Tying the Red Knots: Getting Married Khmer-Barang Style

In December last year two of my closest friends in Cambodia were married. She is English, a foreigner (‘barang’ in the Khmer language), and he was born and raised in Kampot, a province about two hours south-west of Phnom Penh. What follows is an account of their wedding day.

We arrived in Kampot the afternoon before, turning off the main highway from Phnom Penh onto a skinny orange dirt road. We were greeted by a vibrant mess of a village: kids, dogs, chickens, and decorations going up. Behind the flurry of activity, rice fields stretched into the distance, peppered with gangly coconut trees and fanned with a cool harvest-time breeze. Once our cargo had been unloaded (boxes of whiskey and armfuls of pink and white lotus flowers) we were ushered inside for the first ceremony: a Buddhist blessing for the bride and groom. We covered our knees and shoulders and knelt on the floor, hands pressed together at our chests while saffron-clad monks chanted. My Cambodian is rudimentary at best, but when I later asked the groom what the monks were saying he shrugged his shoulders. The chants are an ancient language – Sanskrit – that many Khmer people don’t understand.

We slept that night on the second floor of a wooden house, and were woken at five-thirty by the distorted disharmonies of Cambodian wedding music. The morning was a blur of braided hair and fried bananas for breakfast. By ten-thirty we were dressed (pink skirts, gold belts, false eyelashes) and ready for The Fruit Walk.

12. WalkingThe Fruit Walk is one of the most important ceremonies in the Khmer wedding tradition. The bride and bridesmaids wait in the house for the groom and the guests, who come bearing fruit and other gifts. The bride is escorted downstairs just before the groom reaches the house, and she walks a few metres to meet him. The couple then walk together to the wedding tent, where the fruit is acknowledged and the guests are thanked. There is no priest or celebrant in a Khmer wedding, but a male and female ‘MC’ run the show. I understood very little of their rapid-fire Cambodian, but the feeling in the air was palpable: a heady mix of excitement and joy.

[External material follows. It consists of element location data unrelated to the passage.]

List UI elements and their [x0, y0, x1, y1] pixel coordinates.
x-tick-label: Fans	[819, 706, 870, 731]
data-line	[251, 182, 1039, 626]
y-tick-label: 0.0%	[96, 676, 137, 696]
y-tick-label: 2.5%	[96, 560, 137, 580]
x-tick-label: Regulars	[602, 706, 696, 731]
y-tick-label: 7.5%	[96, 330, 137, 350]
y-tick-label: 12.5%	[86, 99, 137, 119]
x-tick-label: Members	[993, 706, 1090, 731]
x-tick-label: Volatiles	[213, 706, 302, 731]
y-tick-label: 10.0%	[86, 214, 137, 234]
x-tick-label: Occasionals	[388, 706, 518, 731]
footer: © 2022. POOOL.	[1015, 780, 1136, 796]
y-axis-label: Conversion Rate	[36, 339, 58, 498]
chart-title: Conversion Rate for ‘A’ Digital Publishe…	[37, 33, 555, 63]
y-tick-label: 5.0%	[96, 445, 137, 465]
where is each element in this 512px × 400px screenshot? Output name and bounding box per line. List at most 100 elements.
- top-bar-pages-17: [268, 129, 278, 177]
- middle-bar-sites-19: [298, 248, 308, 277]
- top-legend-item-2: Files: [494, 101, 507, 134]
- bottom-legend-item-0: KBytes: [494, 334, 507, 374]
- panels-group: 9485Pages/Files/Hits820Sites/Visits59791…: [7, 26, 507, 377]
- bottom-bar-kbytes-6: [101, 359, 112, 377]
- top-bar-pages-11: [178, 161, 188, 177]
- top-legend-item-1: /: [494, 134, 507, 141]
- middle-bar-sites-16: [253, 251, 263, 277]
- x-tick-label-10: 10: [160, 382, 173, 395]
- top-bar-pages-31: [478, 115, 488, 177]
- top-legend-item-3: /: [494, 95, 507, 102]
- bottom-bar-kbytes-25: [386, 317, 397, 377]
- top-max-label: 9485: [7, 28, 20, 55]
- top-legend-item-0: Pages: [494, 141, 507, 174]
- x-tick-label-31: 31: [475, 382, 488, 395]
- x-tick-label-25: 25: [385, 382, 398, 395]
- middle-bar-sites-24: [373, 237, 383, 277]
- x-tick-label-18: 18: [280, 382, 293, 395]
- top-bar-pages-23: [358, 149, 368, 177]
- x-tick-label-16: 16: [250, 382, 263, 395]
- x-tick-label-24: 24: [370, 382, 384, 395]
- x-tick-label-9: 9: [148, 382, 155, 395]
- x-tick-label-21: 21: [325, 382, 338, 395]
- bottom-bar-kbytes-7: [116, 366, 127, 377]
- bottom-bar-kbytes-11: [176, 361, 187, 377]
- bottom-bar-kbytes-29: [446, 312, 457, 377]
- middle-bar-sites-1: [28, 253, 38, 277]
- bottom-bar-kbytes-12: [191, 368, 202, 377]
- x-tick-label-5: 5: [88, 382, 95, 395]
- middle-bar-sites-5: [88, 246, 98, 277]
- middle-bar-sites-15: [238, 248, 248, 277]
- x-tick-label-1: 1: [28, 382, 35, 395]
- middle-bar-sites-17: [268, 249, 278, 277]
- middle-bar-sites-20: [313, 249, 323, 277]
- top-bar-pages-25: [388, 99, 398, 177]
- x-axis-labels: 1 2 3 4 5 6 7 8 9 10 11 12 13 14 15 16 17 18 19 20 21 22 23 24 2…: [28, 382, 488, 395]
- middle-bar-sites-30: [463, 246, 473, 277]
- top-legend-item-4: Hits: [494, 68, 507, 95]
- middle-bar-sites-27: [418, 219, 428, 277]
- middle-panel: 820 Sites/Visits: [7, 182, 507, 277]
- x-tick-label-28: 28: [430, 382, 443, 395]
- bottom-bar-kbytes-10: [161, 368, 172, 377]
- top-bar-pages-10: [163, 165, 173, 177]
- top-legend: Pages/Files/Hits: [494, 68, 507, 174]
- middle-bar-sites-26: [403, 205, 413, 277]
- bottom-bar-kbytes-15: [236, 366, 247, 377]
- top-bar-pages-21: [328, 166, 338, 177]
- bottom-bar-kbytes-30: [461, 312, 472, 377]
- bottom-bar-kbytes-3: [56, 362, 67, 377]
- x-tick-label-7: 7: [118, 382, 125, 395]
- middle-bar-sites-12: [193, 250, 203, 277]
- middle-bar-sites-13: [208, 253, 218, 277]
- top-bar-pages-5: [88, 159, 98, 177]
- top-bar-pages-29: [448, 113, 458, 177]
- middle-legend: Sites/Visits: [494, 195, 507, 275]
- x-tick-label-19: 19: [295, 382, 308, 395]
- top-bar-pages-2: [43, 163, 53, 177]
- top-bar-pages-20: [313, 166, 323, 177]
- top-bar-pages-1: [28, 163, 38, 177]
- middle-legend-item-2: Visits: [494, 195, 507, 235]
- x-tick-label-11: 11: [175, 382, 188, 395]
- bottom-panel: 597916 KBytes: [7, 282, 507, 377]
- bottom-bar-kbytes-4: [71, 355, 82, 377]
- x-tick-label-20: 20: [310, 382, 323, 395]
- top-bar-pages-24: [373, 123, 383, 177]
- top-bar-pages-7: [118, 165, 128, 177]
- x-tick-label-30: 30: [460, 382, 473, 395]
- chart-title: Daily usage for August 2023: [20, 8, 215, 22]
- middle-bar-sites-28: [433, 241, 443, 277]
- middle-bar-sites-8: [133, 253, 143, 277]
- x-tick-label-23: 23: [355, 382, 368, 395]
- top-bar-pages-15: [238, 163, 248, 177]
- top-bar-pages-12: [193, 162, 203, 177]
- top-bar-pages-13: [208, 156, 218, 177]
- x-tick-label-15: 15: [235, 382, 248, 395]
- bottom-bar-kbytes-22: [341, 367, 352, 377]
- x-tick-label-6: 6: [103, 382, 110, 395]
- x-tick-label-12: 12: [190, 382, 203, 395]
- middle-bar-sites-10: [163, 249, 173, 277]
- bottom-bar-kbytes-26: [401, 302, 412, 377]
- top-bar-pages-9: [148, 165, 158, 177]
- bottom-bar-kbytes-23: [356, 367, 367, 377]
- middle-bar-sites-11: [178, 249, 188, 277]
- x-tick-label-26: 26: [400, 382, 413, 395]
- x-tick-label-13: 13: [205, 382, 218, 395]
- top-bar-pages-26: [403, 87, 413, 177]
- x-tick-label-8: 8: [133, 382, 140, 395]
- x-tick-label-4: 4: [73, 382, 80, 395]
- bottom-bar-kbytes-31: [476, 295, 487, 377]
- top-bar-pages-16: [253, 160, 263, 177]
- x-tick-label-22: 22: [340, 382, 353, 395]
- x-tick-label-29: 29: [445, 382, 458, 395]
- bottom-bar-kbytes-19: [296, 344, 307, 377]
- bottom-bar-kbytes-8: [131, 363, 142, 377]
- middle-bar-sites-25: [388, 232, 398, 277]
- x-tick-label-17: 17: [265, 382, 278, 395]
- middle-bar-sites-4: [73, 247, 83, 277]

A quick costume change for Cut Sok – The Hair Cutting ceremony. Burnt orange pants and35. The ceremony single-shoulder tops had us feeling a little like princesses out of Arabian Nights; the boys were similarly regal in shiny gold jackets. Traditionally, close relatives would cut a piece of the bride and groom’s hair to symbolise a new beginning. These days the cutting is mimed – though the groom’s elderly grandfather managed to get a few real snips in!

The last Khmer ceremony for the day (and my favourite) was P’tum: the Pairing Ceremony. The bride and groom are dressed from head to toe in gold, to resemble a king and a queen. According to the story, a king falls in love with the daughter of a dragon, and she takes him to visit her palace under the sea. To help him breathe, she holds him close to her in the water (this is represented in the ceremony by the groom holding the bride’s clothes as they walk together). Family and friends throw flower petals over the couple, and tie pieces of red string around their wrists to wish them well (the song traditionally sung during this ceremony goes: “We wish for true happiness and success to this couple, who will always be together like wet grass seeds”). There is no limit to how many people can tie the string, and by the end of the ceremony the bride and groom had forearms covered in red thread. The string must remain tied for at least a week after the wedding. It was lovely to see so much good will, so brightly worn.

 

12. Girls & dogsOnce the Cambodian ceremonies were done it was time for the Western component. After some initial complications (a broken stereo cord, kids running off with the basket of flowers) everyone sat down for the exchange of vows. For an English wedding in the Cambodian countryside things were predictably chaotic – and perfect. The sun began to set over the rice fields as the bride walked barefoot down the ‘aisle’ (read dirt path in front of the house); kids were running around, baby chickens ‘cheeped’ in the background; some guests chatted to each other and into cell phones while others listened intently; and at one point the bride’s dog settled himself on her train and went to sleep. Lips were kissed, confetti was thrown, and the bride and groom headed off into the rice fields for a photo shoot with the cows (one of which was presented to the bride in place of a dowry[i]).

The day ended with eating, drinking, and dancing. So much dancing. We sashayed – Apsara-style – late into the night. Kids, coiffed teenagers, parents, grandparents; Khmer rock, K-pop, and even some Mariah Carey. We woke the next morning with sore feet and aching heads, but big smiles. Back down the skinny orange track to Phnom Penh – no cans rattling on the back of the minivan, but a whole lot of red knots tied.

24. String me & Andrew

[i] The modern dowry system in Cambodia is based on money rather than livestock. However, when the bride refused to let the groom’s parents pay for her hand in marriage it was suggested that a newborn calf be given instead. The cow remains on the farm in Kampot, but out of respect for the bride – a vegetarian and an animal lover – it will not be used for meat.